Friday, July 22, 2011

A Kind of Time Machine, Part I

With the current technological revolution in e-books and e-reading devices, it's easy to wonder: will libraries someday disappear?

Not likely.

Some libraries have kept up with technology quite well so far. In our local area, for example, numerous public libraries have computer workstations, offer several downloadable books, and even allow you to access other library system catalogs across the state. You can easily go online at home, request books from a university library hundreds of miles away, and pick up your book a week later without any human interaction at all.

Yet despite the growing shift towards more and more e-books, there is still something special about holding a paper book in your hands.
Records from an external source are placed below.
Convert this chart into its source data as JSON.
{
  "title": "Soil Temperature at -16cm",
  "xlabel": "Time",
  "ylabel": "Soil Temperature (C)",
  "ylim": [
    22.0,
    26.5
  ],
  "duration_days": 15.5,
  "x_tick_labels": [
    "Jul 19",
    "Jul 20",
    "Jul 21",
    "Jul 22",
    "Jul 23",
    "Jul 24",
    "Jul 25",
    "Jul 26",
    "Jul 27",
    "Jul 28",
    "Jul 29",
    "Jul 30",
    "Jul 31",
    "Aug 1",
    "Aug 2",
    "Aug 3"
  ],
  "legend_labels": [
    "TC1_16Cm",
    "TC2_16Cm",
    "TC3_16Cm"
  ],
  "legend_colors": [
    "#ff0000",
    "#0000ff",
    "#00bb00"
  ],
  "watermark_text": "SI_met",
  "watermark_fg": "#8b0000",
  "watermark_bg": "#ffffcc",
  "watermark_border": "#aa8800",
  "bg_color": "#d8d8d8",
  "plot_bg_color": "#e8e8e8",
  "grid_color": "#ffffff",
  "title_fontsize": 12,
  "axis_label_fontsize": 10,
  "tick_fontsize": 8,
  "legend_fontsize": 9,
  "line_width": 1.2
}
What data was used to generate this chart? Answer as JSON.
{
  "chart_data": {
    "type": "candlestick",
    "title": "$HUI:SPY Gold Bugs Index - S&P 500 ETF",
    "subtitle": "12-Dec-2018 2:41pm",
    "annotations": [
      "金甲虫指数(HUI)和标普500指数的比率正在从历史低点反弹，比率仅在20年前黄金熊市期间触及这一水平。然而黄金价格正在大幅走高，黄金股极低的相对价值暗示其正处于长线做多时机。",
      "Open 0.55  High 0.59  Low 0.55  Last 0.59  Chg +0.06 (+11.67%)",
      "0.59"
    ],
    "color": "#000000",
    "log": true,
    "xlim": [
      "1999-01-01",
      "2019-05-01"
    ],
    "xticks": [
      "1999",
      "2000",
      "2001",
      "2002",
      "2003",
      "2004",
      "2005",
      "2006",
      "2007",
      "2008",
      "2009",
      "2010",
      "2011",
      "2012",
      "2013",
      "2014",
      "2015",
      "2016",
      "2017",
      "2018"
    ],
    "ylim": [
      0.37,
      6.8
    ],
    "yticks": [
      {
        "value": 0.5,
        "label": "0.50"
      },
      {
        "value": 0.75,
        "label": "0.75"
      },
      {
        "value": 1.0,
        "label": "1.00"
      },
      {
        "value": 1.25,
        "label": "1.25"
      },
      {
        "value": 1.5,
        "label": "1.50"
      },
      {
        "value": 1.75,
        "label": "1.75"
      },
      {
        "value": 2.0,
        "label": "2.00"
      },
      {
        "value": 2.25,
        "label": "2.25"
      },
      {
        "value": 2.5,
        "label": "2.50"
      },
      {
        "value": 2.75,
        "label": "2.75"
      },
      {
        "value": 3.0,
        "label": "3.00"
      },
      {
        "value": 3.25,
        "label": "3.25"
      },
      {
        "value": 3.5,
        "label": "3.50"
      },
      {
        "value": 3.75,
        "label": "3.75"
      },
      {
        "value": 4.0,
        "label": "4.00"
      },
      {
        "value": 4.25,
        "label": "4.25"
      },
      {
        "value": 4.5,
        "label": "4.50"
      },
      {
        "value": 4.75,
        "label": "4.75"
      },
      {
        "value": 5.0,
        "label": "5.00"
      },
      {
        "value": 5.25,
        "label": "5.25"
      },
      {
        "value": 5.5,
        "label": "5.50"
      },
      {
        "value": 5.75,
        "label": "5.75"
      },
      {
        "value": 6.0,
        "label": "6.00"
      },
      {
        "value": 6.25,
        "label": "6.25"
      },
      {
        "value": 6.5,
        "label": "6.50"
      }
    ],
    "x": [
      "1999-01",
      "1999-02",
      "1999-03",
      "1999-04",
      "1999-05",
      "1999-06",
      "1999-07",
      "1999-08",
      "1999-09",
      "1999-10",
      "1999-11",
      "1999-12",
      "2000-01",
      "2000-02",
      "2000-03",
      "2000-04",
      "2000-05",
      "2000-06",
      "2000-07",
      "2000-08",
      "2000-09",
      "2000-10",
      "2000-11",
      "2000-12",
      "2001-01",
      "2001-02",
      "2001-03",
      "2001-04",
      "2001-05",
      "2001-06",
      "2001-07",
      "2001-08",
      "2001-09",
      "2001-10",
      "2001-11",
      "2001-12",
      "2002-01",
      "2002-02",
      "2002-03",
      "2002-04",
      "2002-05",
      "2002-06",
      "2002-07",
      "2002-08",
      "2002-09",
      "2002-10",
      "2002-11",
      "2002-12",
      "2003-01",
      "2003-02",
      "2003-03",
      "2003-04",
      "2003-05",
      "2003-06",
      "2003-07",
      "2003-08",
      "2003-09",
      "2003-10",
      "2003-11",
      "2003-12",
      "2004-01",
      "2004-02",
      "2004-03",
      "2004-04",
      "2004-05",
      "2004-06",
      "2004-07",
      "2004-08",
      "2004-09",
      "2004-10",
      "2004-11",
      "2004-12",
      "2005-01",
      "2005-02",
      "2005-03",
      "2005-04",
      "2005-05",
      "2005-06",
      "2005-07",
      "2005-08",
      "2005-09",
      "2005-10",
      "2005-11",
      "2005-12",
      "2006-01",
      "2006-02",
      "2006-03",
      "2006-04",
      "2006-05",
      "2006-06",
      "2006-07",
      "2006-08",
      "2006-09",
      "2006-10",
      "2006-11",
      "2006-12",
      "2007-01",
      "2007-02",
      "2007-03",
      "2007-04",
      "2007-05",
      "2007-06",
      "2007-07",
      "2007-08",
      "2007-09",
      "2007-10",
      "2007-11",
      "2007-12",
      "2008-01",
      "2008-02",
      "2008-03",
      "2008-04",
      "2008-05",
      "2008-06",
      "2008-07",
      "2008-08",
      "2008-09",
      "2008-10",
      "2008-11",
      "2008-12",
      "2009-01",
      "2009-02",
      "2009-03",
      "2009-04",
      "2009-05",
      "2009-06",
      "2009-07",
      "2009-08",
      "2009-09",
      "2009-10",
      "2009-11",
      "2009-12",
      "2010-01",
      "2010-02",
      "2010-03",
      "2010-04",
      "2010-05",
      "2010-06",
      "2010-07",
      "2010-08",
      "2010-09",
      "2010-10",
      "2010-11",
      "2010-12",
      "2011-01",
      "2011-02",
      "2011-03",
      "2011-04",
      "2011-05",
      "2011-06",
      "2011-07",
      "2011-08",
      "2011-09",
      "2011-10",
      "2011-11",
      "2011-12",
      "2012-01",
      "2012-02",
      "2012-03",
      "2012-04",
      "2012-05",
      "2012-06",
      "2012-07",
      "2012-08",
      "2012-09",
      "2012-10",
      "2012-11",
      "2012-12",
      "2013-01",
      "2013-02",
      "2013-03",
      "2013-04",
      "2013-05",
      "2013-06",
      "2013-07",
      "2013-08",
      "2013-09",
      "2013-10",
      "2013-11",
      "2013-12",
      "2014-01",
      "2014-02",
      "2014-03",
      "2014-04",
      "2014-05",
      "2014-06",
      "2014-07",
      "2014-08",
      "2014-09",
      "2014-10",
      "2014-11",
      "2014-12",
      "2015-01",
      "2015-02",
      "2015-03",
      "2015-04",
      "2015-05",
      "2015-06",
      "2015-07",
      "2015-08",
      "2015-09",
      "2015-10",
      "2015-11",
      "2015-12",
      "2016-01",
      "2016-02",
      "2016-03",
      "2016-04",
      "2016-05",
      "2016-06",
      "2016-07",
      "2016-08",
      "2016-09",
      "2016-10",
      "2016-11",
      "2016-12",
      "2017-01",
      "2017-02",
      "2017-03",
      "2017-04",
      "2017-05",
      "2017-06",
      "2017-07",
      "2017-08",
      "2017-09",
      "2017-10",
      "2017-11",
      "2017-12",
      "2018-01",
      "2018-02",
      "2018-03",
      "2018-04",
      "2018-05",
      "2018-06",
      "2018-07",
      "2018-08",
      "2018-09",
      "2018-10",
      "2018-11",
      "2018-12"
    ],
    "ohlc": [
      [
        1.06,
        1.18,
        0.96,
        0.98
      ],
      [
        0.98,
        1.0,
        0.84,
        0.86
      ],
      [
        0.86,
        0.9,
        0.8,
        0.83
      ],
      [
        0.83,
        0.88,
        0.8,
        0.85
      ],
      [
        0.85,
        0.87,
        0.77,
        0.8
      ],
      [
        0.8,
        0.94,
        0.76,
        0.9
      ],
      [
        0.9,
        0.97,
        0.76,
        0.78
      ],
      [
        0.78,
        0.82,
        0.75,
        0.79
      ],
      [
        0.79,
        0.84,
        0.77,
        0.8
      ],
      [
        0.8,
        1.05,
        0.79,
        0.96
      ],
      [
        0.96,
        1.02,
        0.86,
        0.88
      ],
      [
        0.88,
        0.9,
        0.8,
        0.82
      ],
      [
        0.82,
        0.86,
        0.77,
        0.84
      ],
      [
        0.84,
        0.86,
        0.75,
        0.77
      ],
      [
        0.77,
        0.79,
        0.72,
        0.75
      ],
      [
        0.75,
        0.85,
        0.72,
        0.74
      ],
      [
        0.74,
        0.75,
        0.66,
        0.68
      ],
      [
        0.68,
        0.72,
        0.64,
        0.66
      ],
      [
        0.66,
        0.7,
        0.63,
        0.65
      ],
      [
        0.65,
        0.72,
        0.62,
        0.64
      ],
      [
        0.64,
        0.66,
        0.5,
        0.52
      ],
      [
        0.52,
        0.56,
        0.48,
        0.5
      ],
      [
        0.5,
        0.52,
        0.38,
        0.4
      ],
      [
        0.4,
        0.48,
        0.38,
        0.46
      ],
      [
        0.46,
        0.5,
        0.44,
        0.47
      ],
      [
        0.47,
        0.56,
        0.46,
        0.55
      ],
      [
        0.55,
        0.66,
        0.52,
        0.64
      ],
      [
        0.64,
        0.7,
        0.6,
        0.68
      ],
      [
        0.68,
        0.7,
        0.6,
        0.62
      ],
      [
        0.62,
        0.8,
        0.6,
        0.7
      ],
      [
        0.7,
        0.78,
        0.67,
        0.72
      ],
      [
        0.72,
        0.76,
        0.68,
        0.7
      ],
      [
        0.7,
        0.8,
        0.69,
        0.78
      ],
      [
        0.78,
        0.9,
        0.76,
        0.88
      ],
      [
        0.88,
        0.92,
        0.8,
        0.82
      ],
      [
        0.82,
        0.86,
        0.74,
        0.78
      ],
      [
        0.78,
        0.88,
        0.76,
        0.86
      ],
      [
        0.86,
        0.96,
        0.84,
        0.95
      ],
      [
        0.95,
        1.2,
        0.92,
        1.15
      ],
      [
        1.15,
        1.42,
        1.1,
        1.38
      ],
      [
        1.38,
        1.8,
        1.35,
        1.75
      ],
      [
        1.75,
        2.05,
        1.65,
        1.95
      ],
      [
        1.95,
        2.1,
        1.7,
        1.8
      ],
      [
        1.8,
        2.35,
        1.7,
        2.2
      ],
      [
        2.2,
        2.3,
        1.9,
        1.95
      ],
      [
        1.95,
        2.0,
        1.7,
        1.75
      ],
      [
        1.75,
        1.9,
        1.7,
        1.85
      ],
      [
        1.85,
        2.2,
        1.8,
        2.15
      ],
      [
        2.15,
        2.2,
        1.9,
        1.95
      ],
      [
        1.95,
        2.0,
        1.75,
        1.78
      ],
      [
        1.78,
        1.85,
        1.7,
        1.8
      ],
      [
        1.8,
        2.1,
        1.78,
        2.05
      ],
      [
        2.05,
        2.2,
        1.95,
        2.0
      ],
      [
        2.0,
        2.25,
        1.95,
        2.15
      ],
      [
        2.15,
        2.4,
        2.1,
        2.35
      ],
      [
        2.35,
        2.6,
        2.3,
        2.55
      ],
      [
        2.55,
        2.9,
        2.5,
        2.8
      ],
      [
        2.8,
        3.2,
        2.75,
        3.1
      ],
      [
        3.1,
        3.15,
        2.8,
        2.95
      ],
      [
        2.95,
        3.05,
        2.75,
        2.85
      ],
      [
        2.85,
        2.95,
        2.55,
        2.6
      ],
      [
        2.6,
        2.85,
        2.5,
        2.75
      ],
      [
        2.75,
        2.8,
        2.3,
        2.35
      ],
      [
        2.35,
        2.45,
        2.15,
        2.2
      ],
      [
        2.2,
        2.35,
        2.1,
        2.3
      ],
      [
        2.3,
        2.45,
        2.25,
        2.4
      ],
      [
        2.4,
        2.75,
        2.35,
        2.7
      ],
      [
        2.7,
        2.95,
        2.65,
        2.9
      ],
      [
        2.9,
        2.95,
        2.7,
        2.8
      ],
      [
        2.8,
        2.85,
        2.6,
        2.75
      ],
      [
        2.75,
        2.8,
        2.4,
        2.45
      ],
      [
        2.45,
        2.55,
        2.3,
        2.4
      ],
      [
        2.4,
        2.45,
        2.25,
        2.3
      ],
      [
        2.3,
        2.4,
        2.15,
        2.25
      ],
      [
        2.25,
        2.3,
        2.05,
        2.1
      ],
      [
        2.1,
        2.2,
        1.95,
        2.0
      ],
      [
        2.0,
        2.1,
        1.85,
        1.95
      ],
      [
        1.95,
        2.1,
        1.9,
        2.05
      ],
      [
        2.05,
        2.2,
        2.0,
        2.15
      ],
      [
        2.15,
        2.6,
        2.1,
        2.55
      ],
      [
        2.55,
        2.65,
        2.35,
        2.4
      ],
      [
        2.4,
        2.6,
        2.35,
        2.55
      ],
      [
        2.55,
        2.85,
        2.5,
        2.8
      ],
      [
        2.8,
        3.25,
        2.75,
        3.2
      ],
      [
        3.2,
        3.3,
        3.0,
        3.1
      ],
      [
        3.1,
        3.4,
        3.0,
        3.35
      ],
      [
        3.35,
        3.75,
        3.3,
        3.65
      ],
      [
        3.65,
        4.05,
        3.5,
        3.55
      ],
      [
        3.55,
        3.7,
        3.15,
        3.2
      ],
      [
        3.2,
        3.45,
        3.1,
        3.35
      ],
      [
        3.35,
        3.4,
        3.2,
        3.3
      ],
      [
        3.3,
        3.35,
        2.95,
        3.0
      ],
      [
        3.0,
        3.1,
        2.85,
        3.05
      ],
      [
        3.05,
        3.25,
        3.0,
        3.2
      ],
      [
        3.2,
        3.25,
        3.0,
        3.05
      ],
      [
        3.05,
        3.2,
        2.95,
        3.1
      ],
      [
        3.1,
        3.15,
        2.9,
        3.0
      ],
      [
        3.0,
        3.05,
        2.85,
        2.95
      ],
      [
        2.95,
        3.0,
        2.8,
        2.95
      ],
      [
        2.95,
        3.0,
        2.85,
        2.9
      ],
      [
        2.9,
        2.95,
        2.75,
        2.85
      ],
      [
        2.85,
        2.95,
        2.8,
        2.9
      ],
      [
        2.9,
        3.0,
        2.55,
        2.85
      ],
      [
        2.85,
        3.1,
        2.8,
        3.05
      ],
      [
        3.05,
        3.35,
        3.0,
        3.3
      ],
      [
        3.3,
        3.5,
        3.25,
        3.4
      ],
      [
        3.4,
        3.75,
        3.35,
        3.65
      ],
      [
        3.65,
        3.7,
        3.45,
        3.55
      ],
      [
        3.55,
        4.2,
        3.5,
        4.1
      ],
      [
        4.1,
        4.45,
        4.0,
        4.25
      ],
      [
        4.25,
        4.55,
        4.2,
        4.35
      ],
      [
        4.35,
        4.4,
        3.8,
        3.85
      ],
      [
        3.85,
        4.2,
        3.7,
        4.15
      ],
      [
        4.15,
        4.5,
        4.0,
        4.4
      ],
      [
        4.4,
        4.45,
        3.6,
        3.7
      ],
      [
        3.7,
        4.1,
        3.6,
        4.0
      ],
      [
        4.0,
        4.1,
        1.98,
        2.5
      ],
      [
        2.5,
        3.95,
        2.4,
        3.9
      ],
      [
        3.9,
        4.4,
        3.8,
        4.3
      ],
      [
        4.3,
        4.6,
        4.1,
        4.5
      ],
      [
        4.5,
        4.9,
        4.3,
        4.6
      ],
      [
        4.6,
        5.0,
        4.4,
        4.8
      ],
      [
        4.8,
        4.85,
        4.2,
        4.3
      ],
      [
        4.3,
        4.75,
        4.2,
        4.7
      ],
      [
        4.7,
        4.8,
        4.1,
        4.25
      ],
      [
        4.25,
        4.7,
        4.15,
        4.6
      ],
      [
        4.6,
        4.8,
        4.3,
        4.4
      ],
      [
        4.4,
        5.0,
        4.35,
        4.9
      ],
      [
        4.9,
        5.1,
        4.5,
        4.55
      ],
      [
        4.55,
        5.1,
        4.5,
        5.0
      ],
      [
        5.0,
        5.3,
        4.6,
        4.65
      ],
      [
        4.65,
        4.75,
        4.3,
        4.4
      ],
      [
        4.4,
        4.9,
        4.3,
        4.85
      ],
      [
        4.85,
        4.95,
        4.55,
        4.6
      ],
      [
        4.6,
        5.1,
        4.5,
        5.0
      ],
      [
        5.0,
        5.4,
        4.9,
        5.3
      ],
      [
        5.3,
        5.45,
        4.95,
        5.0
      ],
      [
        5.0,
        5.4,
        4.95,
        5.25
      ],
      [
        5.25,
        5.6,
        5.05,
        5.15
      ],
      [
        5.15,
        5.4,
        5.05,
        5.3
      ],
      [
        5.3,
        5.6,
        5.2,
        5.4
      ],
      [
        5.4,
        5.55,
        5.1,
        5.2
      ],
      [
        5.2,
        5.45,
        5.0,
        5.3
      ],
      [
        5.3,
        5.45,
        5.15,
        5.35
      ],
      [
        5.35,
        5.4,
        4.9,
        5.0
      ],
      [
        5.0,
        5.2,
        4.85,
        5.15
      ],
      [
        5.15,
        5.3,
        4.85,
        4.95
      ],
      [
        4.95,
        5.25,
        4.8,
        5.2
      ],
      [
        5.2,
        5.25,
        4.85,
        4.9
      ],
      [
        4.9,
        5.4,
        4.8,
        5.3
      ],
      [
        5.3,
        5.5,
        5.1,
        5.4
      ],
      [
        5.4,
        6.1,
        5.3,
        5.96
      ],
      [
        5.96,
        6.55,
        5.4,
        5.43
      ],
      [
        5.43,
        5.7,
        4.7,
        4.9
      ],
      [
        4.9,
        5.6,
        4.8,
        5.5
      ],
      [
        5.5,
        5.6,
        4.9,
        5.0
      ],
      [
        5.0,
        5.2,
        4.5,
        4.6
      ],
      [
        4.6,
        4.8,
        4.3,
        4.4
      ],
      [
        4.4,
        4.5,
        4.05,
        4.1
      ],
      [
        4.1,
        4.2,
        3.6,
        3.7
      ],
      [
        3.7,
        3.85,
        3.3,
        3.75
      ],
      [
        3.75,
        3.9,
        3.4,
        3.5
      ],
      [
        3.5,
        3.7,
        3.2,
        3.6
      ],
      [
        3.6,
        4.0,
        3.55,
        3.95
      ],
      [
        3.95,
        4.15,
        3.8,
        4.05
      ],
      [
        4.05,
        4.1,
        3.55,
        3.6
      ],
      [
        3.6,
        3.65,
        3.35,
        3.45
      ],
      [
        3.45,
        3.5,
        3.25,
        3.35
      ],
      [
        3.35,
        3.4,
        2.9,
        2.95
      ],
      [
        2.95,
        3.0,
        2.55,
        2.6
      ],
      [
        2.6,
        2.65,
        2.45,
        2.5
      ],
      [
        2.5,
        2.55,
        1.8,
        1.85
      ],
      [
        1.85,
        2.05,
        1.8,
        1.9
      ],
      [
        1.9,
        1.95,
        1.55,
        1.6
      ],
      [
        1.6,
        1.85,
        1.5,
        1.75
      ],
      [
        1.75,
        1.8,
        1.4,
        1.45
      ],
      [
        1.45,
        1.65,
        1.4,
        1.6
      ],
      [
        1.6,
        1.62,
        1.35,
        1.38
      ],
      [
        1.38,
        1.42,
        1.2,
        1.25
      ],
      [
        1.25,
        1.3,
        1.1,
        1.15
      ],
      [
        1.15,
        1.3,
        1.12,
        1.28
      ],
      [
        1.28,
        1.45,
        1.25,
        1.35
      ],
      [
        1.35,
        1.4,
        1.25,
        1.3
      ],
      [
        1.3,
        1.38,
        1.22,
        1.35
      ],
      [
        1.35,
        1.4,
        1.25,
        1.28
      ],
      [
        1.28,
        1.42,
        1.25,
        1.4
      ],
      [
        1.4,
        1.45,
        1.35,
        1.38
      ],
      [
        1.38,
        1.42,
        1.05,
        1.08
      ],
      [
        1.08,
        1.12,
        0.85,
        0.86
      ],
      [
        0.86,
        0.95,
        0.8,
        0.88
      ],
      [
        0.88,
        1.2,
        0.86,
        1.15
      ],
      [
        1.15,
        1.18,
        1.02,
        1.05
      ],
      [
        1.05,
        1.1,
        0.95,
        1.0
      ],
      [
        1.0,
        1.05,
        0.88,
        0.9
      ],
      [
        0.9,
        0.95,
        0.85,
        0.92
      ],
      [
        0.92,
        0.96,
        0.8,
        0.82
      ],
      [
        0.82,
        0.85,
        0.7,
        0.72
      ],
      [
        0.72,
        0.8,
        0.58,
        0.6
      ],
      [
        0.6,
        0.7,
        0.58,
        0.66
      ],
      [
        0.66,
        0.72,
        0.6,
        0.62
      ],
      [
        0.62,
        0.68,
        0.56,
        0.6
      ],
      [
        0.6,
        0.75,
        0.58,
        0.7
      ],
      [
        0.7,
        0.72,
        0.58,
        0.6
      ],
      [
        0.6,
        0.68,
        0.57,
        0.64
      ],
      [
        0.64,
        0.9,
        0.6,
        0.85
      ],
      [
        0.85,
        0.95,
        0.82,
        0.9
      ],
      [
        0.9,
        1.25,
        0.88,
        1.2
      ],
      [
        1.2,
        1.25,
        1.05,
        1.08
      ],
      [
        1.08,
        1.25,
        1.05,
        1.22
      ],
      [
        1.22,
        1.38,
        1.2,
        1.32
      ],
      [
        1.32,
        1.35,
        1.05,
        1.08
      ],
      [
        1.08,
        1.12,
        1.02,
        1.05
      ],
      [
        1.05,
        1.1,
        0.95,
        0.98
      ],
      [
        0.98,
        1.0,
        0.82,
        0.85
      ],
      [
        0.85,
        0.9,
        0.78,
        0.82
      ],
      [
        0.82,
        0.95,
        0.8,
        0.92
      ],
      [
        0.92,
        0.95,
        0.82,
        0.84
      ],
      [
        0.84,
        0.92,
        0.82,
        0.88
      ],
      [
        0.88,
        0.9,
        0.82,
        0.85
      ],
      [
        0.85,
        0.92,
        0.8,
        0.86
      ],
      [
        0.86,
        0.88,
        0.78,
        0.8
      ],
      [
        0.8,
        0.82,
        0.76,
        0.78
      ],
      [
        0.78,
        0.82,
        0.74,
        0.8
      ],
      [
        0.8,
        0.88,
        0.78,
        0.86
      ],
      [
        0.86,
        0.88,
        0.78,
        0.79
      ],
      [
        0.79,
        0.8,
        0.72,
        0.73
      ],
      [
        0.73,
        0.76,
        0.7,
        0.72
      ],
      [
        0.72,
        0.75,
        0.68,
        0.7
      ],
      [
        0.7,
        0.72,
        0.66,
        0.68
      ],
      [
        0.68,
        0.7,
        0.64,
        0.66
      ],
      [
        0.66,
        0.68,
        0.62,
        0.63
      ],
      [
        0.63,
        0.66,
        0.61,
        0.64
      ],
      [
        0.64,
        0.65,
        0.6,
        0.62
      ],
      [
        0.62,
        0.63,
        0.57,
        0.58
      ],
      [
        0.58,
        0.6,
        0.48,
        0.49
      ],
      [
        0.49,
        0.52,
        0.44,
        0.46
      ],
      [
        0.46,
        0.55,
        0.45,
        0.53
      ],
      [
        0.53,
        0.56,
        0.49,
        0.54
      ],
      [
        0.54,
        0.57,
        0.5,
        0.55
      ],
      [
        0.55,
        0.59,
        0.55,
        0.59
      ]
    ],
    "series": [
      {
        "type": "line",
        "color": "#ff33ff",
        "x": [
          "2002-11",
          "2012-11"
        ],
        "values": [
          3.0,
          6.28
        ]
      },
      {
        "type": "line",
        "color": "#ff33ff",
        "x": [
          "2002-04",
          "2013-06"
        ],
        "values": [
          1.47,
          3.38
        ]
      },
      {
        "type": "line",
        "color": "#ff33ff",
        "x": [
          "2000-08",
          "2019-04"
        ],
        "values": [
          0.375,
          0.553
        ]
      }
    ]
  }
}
There is something unique about the experience that forces you to slow down, take in the patterns of words on the pages, and pause in anticipation as you come to the end of the chapter...waiting to see how the author carries the momentum forward.

Inside a library there is also the experience of being surrounded by an immense amount of collected knowledge. No one walking through the doors of the library will ever be able to read everything on all the shelves, but at least they know it is there. It is knowledge in a physical form...lined up on shelf after shelf that sometimes stretches as far as the eye can see.

Something is lost when an entire building full of books is condensed into a handheld device. Yes, the devices are amazing feats of engineeering, but the physical sense of interacting with books and libraries is lost as a result.

Inside a library, too, you can pull out several books at once, set them before you on a desk, and switch between them with ease. In many ways, stepping inside a library is like stepping inside of a time machine. You can shift with ease between the centuries, set foot in different lands and cultures, and even travel to distant planets. Each book you pull off the shelf is like pulling a lever, and in some cases, like Doctor Who, who knows where you'll end up.

What do you think? Do you think libraries will be going away anytime soon? How would you compare your reading experiences onscreen vs. spending time inside an library with a stack of books?